- Born: 1973 (age 52–53)
- Education: B.A. University of Pennsylvania
- Occupations: Roman Catholic journalist and blogger
- Political party: Democrat

= Rocco Palmo =

American Catholic commentator and writer

Rocco Palmo (born 1973) is a Catholic commentator and writer living in Philadelphia, Pennsylvania.

==Education==
Palmo was raised in a large Italian family in South Philadelphia. He is a great-nephew of the onetime papal Secretary of State Cardinal Pietro Gasparri. He has a B.A. in political science from the University of Pennsylvania. As of 2013, he still lives in South Philadelphia.

==Career==
Palmo's blog "Whispers in the Loggia" (2004-2021) was focused primarily on Catholic ecclesiastical happenings in North America. Palmo verified all his reports with three sources before publishing. Palmo was previously US correspondent for the London-based Catholic weekly The Tablet, and he is a former columnist for the online magazine Busted Halo.

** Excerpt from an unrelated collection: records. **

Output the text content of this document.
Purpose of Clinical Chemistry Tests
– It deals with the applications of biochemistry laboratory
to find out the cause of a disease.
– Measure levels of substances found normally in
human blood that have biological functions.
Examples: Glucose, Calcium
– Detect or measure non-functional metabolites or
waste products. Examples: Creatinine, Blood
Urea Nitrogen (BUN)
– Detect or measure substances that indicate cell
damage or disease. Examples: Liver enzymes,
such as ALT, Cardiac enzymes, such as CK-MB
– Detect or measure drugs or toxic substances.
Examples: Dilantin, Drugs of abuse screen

National Public Radio profiled Palmo, stating that his blog: "...has become a must-read for many Catholics — even some inside the Vatican." Archbishop Emeritus Robert James Carlson of St. Louis is quoted as saying he reads "Whispers in the Loggia" with some regularity. Palmo is frequently cited by major publications including USA Today, The St. Louis Post-Dispatch and the New York Times. He was interviewed by National Public Radio on February 27, 2013, about the papal conclave to name a successor to retiring Pope Benedict XVI.

In April 2011 he was named as one of two chairs of the Vatican's first conference on the blogosphere/social media. In March 2012 Archbishop Charles Chaput, OFM Cap named Palmo a member of a new Archdiocesan Pastoral Council, the first body of its kind to be established in Philadelphia.

A post on X by Palmo on April 14, 2025 about deportations during the second presidency of Donald Trump was reposted by Cardinal Robert Prevost, and was his most recent post on the platform prior to being named as Pope Leo XIV at the 2025 papal conclave.